Melihat masyarakatnya menolak kebijakan yang diambil Pemprov Sulut terkait wacana tersebut, Bupati Minut Dr (HC) Vonnie Aneke Panambunan, STh pun angkat bicara.
"Kan masih banyak daerah lain di Minut yang lebih pantas dibahas untuk tujuan itu, daripada harus mengorbankan masyarakat," koment VAP.
Tanggapan Bupati Minut tentang sosialisasi pengadaan lahan untuk Tempat Pemakaman Korban Covid-19 sekitar 5 hektar menuai dukungan masyarakat.

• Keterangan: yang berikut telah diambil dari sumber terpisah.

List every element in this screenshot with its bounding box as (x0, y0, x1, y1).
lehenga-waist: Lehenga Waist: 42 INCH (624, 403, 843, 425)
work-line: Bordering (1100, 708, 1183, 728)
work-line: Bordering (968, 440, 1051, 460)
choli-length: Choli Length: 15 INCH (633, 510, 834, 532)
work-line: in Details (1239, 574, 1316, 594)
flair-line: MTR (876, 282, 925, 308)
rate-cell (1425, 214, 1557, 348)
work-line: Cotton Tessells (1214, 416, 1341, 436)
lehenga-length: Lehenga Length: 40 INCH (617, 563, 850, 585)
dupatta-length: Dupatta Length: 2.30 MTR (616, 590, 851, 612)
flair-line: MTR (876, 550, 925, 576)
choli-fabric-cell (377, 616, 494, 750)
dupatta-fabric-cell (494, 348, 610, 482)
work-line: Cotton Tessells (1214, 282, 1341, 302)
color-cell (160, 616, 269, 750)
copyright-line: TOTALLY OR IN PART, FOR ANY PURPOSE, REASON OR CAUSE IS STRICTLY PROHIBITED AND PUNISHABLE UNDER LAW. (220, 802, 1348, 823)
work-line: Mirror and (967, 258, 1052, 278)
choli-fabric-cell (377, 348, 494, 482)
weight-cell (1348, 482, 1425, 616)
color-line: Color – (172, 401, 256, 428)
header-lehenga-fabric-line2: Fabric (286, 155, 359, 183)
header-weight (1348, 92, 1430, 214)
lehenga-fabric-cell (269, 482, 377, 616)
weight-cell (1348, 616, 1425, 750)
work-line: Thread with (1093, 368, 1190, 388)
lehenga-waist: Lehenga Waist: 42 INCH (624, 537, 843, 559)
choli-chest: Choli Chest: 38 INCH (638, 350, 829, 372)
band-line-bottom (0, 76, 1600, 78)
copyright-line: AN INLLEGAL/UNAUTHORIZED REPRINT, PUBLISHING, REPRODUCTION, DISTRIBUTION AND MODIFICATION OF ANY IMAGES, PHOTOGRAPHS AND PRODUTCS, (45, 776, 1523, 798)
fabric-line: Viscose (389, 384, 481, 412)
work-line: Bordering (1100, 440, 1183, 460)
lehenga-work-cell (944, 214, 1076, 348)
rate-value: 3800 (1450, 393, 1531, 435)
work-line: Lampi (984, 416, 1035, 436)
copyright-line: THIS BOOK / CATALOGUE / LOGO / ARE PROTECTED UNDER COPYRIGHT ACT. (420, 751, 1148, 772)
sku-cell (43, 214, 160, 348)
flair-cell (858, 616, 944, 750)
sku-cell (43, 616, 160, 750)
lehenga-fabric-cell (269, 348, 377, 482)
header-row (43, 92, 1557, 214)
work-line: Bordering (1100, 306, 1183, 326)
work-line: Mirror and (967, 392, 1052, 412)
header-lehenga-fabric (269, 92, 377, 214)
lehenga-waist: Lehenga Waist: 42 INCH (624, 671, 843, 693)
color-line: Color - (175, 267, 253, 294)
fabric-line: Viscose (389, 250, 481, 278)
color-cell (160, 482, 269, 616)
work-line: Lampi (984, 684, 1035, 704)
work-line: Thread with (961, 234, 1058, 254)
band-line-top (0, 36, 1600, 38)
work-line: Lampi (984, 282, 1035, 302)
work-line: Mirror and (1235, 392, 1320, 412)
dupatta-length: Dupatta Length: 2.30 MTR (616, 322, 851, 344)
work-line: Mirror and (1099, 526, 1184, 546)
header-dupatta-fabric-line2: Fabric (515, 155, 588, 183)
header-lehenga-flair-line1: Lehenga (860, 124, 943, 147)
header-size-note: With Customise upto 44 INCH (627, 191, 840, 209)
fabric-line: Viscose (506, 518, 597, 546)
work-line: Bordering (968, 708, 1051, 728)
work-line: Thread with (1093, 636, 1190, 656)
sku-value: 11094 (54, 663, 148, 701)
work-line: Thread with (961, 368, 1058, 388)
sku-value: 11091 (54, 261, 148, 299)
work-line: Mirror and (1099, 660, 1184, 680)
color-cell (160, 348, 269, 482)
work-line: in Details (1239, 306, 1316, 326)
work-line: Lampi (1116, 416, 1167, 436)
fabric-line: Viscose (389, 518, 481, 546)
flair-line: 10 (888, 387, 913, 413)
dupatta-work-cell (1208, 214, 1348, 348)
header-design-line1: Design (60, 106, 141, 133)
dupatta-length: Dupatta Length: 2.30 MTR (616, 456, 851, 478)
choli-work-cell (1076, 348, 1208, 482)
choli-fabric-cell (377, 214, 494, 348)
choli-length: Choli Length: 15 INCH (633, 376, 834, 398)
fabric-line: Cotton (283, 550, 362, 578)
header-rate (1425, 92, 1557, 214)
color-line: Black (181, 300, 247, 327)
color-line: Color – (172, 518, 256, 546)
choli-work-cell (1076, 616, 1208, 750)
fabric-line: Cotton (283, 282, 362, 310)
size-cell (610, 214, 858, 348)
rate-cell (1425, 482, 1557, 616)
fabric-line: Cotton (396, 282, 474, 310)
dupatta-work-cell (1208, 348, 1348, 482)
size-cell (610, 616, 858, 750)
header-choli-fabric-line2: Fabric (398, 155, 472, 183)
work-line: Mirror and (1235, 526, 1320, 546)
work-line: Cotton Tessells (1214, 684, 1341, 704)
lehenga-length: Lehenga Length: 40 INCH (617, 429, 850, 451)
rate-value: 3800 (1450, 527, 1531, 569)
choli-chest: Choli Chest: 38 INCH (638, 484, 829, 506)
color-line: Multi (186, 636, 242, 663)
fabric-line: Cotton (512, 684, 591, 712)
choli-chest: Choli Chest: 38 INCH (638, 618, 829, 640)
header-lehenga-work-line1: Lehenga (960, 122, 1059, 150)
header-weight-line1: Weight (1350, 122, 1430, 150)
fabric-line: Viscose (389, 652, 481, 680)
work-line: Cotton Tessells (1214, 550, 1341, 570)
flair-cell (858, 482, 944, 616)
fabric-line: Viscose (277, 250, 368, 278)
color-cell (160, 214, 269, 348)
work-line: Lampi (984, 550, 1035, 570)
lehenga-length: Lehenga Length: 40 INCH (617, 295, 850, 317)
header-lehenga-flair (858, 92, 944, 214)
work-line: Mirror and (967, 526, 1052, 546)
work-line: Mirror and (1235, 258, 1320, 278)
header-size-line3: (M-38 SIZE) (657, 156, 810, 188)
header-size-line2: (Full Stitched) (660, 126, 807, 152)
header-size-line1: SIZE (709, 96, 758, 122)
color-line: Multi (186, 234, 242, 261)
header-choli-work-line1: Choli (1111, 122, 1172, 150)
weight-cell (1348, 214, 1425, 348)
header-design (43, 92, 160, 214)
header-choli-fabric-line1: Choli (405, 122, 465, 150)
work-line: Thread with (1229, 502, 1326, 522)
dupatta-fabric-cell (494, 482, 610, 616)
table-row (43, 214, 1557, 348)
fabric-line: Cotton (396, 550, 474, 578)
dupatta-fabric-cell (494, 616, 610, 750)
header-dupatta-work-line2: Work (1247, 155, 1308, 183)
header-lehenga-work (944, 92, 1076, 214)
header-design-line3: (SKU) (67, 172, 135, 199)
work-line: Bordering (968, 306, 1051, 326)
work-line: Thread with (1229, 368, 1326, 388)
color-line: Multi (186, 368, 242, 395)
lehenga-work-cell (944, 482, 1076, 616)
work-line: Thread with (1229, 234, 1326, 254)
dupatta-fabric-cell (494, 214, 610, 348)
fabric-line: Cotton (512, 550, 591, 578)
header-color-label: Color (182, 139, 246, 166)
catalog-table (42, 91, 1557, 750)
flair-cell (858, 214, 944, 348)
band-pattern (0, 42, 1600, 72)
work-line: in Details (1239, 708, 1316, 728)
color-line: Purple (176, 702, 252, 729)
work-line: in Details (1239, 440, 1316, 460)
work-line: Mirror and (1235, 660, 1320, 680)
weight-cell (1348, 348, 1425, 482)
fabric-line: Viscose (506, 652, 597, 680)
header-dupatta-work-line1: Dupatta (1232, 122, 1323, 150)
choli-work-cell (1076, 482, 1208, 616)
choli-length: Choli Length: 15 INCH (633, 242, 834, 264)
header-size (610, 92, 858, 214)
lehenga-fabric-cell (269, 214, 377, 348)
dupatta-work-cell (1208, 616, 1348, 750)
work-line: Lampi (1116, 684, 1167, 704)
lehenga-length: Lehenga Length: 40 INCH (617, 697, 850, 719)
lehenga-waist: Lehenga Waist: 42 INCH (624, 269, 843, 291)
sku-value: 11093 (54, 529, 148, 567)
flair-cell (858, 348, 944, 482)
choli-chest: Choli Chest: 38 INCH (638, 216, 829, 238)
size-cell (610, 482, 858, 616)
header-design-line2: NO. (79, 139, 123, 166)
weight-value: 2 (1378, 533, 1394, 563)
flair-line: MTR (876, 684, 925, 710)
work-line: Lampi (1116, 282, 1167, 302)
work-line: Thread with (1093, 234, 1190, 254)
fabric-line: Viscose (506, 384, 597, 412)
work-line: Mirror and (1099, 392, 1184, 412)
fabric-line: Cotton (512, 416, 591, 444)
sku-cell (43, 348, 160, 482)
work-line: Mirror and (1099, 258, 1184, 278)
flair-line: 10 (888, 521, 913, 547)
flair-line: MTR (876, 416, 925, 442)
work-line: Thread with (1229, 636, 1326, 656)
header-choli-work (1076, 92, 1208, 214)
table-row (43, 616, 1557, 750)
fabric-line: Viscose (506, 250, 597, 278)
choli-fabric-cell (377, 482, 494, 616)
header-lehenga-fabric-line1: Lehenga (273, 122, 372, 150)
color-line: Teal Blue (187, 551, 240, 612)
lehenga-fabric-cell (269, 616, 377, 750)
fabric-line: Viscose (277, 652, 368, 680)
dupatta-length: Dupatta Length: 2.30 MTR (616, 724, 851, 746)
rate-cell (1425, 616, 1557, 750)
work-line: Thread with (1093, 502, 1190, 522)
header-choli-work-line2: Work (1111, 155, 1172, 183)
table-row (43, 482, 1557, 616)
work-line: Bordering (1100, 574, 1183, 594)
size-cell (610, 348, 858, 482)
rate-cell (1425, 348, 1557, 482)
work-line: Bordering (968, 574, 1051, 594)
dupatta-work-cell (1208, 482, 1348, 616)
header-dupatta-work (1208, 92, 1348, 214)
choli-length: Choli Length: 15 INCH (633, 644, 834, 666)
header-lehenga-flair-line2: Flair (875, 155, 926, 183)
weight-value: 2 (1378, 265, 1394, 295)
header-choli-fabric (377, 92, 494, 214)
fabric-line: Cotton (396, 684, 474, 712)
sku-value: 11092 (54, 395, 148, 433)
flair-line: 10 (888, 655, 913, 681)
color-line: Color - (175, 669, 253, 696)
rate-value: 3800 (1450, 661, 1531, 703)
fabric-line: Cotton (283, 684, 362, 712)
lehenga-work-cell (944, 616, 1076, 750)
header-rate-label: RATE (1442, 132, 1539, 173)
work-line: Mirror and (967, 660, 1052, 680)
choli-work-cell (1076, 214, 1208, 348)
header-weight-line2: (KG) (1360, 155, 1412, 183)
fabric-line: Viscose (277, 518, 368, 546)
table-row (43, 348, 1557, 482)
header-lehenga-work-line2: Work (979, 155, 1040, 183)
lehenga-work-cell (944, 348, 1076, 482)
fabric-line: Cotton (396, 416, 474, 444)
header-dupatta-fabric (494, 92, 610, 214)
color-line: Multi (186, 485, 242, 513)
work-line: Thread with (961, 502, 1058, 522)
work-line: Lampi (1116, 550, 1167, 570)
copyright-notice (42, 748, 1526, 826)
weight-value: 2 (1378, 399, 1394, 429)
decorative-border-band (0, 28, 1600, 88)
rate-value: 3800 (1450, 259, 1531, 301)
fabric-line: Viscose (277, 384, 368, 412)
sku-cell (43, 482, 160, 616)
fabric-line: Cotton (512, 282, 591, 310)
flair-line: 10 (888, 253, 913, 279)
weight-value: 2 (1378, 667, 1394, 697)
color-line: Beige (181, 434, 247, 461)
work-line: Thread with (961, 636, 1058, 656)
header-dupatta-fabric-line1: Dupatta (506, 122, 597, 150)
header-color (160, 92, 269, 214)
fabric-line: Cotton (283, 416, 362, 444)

Menurut Merty Kondoy, bukan hanya membela rakyatnya. Pasalnya, penolakan lahan penguburan jenazah korban covid-19 berkaitan dengan Protap yang sudah dikeluarkan oleh pemerintah bahwa lahan penguburan dan lokasi pemukiman masyarakat harus berjarak 500 meter.
"Memang benar lokasi Ilo-ilo milik Pemprov Sulut. Tapi kan pemerintah sudah menghibahkan lahan itu sebesar 30 Ha untuk pemukiman masyarakat. Apakah masyarakat yang kurang lebih 700 KK akan digusur untuk memuluskan rencana pemerintah propinsi untuk membangun kuburan masal jenasah korban covid-19," tukas warga Desa Wori Jaga VIII itu.
Lanjut Merty, belum lagi dampak sosial bagi masyarakat yang pasti akan di kucilkan/terbatas dalam pergaulan dengan masyarakat luar, karena masih banyak masyarakat yang blm paham dengan protap penanganan jenasah korban covid-19.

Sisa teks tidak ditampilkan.